With our Isuzu doing a steady but not overworked 1300 rpm we overtook Florence, taking lots of photos of them which I have e-mailed to Andrew. As you can see, there was plenty of room for the manoeuvre. And no oncoming boats to worry about.

This shot shows how choppy the water got, with the southerly wind over the tide. Jubilee rode extremely smoothly over the waves, with barely any detectable movement out of the ordinary. And the speed we were going! Yes, we had the tide with us, but we hit 8.2 mph at one point. And that was at engine revs which often don't push the boat more than 3 mph on the usual shallow canals.

One little job which I had been saving up was to put a car-type sat nav on the slide. I actually got round to doing this yesterday, and it was useful in showing where we were on the river. This is the bit where Garmin's mapping of the Trent shows it suddenly narrowing to a thin blue line. I suppose the river banks did get slightly closer, but not quite so dramatically.

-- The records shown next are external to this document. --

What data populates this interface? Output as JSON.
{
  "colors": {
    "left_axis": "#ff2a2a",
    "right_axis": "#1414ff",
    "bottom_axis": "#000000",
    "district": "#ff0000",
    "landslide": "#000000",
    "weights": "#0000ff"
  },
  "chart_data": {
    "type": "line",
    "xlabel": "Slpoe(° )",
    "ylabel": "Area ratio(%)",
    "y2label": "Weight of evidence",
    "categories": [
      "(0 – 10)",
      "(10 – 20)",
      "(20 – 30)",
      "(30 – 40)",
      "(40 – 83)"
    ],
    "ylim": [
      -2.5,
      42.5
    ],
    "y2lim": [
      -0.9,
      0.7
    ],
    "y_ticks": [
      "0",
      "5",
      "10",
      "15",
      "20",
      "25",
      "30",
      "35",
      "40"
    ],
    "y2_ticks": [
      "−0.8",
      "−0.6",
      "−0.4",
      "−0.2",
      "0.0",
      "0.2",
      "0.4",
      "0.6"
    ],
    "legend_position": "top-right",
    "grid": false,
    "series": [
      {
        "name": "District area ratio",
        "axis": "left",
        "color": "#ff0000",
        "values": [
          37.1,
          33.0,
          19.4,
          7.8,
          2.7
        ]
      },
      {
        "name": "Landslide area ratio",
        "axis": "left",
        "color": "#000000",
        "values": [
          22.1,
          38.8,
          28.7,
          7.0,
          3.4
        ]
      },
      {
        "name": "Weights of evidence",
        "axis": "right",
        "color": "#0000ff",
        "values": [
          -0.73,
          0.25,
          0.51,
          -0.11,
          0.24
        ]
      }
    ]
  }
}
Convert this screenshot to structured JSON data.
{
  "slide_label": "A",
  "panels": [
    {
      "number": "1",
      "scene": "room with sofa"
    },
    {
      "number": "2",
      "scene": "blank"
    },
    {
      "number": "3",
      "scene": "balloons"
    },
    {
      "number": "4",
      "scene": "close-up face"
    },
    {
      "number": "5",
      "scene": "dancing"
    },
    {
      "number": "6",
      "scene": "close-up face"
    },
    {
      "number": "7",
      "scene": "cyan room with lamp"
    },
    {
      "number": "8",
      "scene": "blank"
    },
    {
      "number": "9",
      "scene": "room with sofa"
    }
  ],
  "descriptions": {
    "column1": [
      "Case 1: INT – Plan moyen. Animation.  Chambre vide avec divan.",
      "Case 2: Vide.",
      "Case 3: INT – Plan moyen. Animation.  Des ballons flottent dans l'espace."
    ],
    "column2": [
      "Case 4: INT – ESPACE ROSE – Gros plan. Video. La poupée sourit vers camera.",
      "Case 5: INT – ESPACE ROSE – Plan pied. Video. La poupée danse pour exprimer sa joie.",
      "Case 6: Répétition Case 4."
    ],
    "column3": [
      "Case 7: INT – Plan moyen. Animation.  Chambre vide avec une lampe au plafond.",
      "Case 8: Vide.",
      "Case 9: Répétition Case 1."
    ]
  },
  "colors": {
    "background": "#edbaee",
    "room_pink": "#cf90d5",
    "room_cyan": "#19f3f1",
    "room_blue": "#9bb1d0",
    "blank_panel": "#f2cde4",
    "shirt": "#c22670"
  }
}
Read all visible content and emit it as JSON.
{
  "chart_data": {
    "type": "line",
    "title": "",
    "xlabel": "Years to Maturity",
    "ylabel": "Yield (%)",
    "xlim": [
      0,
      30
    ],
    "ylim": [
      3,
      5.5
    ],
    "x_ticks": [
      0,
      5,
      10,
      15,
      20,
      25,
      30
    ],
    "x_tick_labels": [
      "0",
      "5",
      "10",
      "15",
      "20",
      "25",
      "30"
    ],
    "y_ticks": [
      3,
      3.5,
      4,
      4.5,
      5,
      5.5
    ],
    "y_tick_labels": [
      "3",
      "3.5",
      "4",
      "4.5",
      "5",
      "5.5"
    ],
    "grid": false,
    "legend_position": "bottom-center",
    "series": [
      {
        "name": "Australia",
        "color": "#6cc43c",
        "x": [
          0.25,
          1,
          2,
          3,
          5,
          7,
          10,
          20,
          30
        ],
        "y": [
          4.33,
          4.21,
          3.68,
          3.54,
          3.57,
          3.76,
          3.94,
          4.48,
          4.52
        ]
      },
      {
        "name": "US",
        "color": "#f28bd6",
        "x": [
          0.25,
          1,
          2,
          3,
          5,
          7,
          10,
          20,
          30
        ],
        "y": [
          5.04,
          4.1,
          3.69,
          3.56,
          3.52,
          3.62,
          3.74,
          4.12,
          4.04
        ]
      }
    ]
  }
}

The junction with the River Idle (navigable, but you wouldn't know it from Nicholson - and I'm told you have to fork out a hefty fee to the EA to open a sluice) came up on the right ...

... followed closely by West Stockwith Lock, the junction with the Chesterfield Canal.

I took two photos; in the first the man sitting on the balance beam waved ...

... and in the second the CRT man waved.

Here's proof of our speed (over ground) from the Garmin e-trex device.

There are lots of power stations along the Trent. Here's West Burton Power Station:

... and this is Cottam Power Station:

After not much more than four hours we saw the welcome black and white sign announcing Torksey Lock on our left. We didn't need the actual lock, but we turned into the lock cut.

This was where we had planned to stop for the night. We could have gone on to Cromwell, but we were both happy to stick to our original plan. Anyway, the tide was in now, and we might have had to end the trip unnecessarily having to punch the ebb tide.

Winding in the cut before the lock was interesting in the wind, but we made it OK and tied to the floating pontoon.

It has been a fantastic day's boating, and I'm looking forward to getting to Cromwell and beyond tomorrow. We'd actually coped with wind stronger than many boaters would have been happy with. Indeed, some of our neighbours here on the pontoon chose to sit out today's conditions hoping for a calmer day tomorrow.


Anonymous said...

It's a great trip - so glad that you enjoyed it :-)

That did look a bit choppy - but it does give you confidence in your boat!

Sue, nb Indigo Dream

Jim said...

Glad you enjoyed it - and sorry I missed it.

Halfie said...

Sue, yes, Jubilee loved it!

Jim, I, too, am sorry you had to miss it.